Today, on its 365th day as a company, Ziply Fiber announced plans to bring gig-speed fiber internet service to an additional 22 markets across Idaho, Montana, Oregon and Washington this calendar year.
This expansion will focus mostly on smaller and rural towns, and is part of the company’s multi-year $500 million investment in its network and improved service in urban and rural settings throughout the region.
The announcement comes on the heels of last week’s launch of fiber service in Moscow, Idaho, the company’s 16th new fiber market since it began its four-state fiber expansion last spring, after acquiring the Northwest assets of Frontier Communications for $1.35 billion.

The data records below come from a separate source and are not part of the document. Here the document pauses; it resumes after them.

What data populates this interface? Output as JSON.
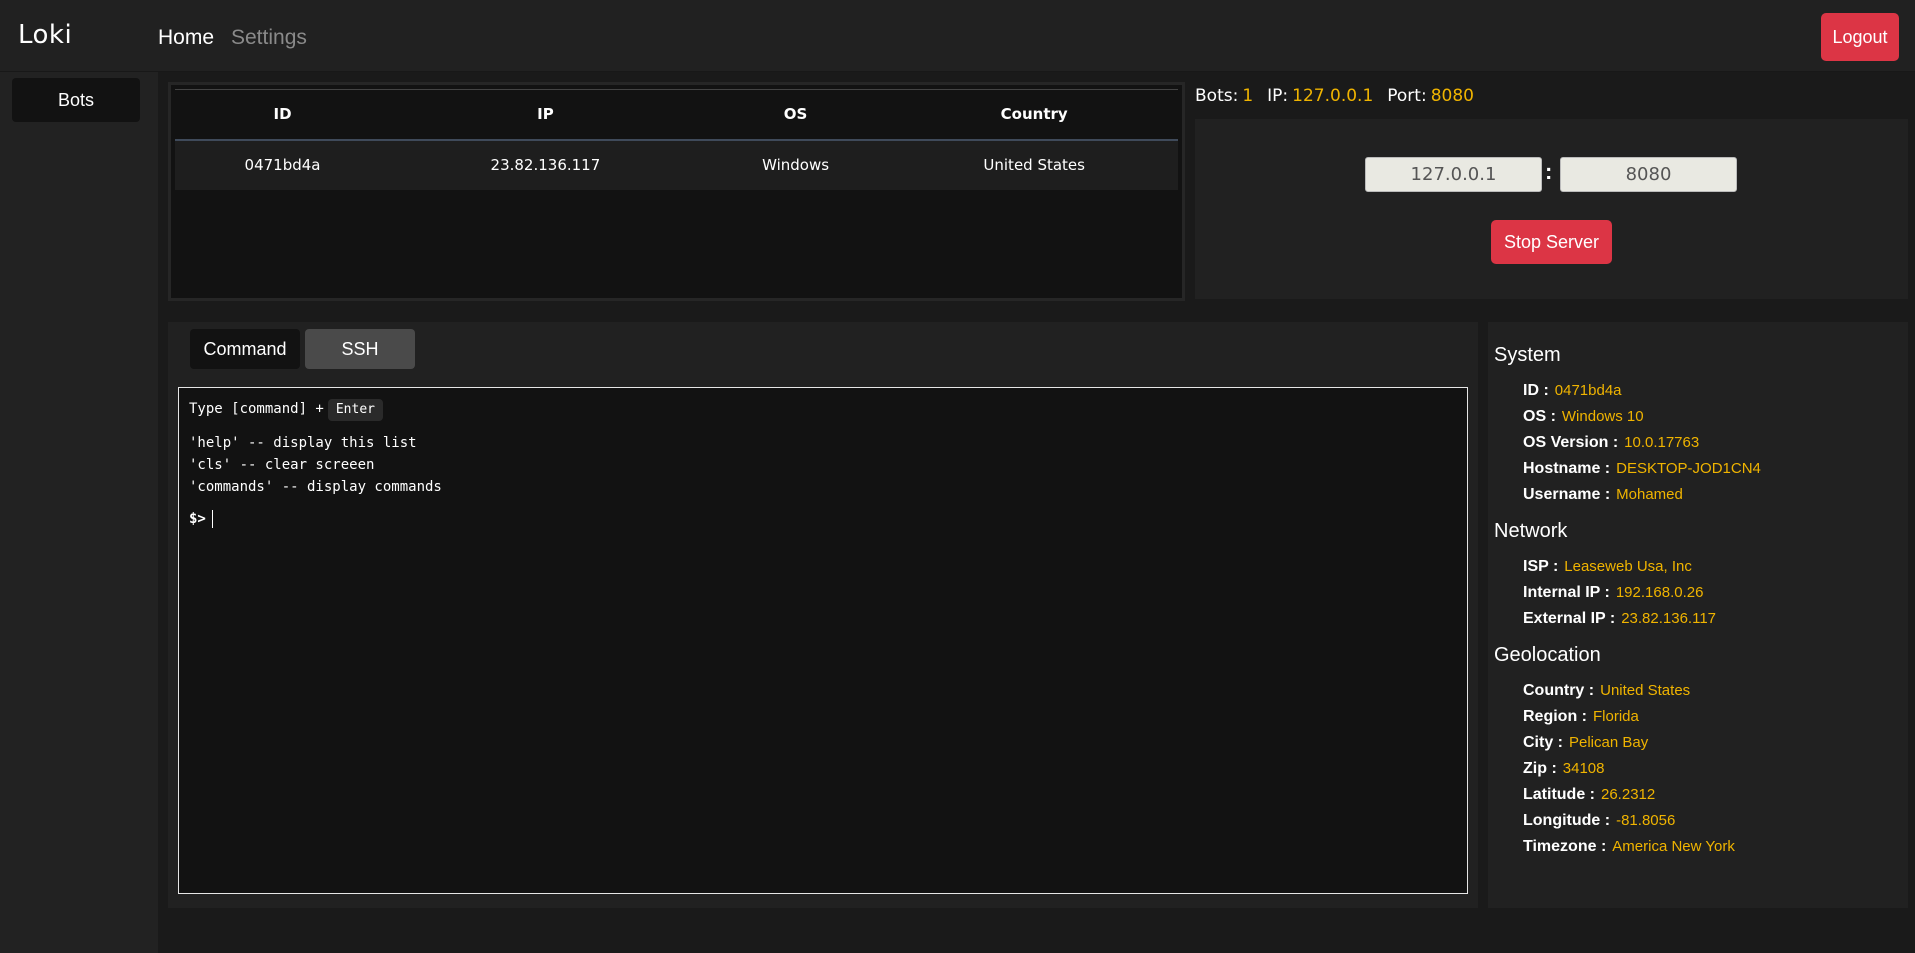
{
  "app": {
    "brand": "Loki"
  },
  "nav": {
    "home": "Home",
    "settings": "Settings",
    "logout": "Logout"
  },
  "sidebar": {
    "items": [
      {
        "label": "Bots"
      }
    ]
  },
  "bots_table": {
    "headers": [
      "ID",
      "IP",
      "OS",
      "Country"
    ],
    "rows": [
      [
        "0471bd4a",
        "23.82.136.117",
        "Windows",
        "United States"
      ]
    ]
  },
  "server": {
    "bots_label": "Bots:",
    "bots_value": "1",
    "ip_label": "IP:",
    "ip_value": "127.0.0.1",
    "port_label": "Port:",
    "port_value": "8080",
    "input_ip": "127.0.0.1",
    "colon": ":",
    "input_port": "8080",
    "stop_button": "Stop Server"
  },
  "tabs": {
    "command": "Command",
    "ssh": "SSH"
  },
  "terminal": {
    "hint_prefix": "Type [command] +",
    "hint_key": "Enter",
    "lines": [
      "'help' -- display this list",
      "'cls' -- clear screeen",
      "'commands' -- display commands"
    ],
    "prompt": "$>"
  },
  "details": {
    "system": {
      "title": "System",
      "rows": [
        {
          "key": "ID :",
          "value": "0471bd4a"
        },
        {
          "key": "OS :",
          "value": "Windows 10"
        },
        {
          "key": "OS Version :",
          "value": "10.0.17763"
        },
        {
          "key": "Hostname :",
          "value": "DESKTOP-JOD1CN4"
        },
        {
          "key": "Username :",
          "value": "Mohamed"
        }
      ]
    },
    "network": {
      "title": "Network",
      "rows": [
        {
          "key": "ISP :",
          "value": "Leaseweb Usa, Inc"
        },
        {
          "key": "Internal IP :",
          "value": "192.168.0.26"
        },
        {
          "key": "External IP :",
          "value": "23.82.136.117"
        }
      ]
    },
    "geolocation": {
      "title": "Geolocation",
      "rows": [
        {
          "key": "Country :",
          "value": "United States"
        },
        {
          "key": "Region :",
          "value": "Florida"
        },
        {
          "key": "City :",
          "value": "Pelican Bay"
        },
        {
          "key": "Zip :",
          "value": "34108"
        },
        {
          "key": "Latitude :",
          "value": "26.2312"
        },
        {
          "key": "Longitude :",
          "value": "-81.8056"
        },
        {
          "key": "Timezone :",
          "value": "America New York"
        }
      ]
    }
  },
  "colors": {
    "accent_yellow": "#f0b400",
    "danger_red": "#dc3545"
  }
}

Since that time, Ziply Fiber has hired more than 400 employees and has laid more than 1,000 miles of fiber to help improve internet connectivity in rural areas to be on par with larger metropolitan areas, and has added thousands of customers onto its new fiber network.
These developments have been hailed by state leaders across the Northwest.
As part of its work in its four-state service area, construction crews will be building fiber service in stages through several areas of each city and town. While the work will take several weeks and months to complete, the company expects to connect its first sets of customers in each town this summer and add more and more addresses each week as the build continues.
While it will take time to upgrade 250,000 square miles of land throughout Ziply Fiber’s service area with new fiber-optic cables, local hubs, new offices and hardware to run the network, the company is capitalized for and committed to hundreds more projects.
As the company rolls out fiber-based services over the next several months and years, its Ziply Internet (DSL) customers will begin seeing service improvements. Part of Ziply Fiber’s investment is going to work that’s already underway to improve its core and aggregation network, across which all Ziply internet traffic travels.